Presentation on theme: "Erudition 愛如生 Databases Yang Jidong Univ. of Michigan."— Presentation transcript:
Erudition 愛如生 Databases Yang Jidong Univ. of Michigan
Databases of pre-modern Chinese texts: an overview Scripta Sinica ( 漢籍電子文獻 ), Academia Sinica, Taipei. PROS: Earliest full-text database of pre- modern Chinese works. Based on modern punctuated and annotated versions. High accuracy. Acceptable price ($2,500/yr). CONS: Early contents based on Big5 encoding, many missing characters. Uneven qualities of digitized texts. Lack of strong financial and technological support for future development.

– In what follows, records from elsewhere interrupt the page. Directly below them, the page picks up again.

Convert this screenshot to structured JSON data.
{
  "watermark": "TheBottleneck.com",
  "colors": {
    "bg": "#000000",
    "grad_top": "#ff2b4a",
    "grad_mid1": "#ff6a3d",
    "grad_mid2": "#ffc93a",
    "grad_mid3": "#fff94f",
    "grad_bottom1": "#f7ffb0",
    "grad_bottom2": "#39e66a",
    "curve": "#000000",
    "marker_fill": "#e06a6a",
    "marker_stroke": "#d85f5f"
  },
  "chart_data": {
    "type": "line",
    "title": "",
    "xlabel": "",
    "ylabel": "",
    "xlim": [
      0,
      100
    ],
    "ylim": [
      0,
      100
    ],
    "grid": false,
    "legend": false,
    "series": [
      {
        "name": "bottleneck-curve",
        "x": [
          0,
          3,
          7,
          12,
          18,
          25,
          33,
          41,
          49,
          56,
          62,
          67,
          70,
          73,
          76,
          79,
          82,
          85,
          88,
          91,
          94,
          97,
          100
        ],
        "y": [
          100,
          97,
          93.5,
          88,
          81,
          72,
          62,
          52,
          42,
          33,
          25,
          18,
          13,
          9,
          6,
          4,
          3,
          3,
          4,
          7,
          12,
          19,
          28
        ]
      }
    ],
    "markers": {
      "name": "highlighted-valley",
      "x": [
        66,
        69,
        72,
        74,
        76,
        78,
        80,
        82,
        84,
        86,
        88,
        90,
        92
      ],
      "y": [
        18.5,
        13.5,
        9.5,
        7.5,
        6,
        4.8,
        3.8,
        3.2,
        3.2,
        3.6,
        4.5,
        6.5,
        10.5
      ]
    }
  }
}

Databases of pre-modern Chinese texts: an overview (cont’d) Guoxue baodian ( 國學寶典 ), Guoxue Company, Beijing. PROS: Simplified characters (could be a con to some users). Most texts punctuated. Available in various media (Web, flash drive, CD- ROM, etc.). CONS: Relatively low accuracy. Early contents based on GB encoding with many missing characters. Some contents may have copy-right issues (challenged by various Chinese publishers in court).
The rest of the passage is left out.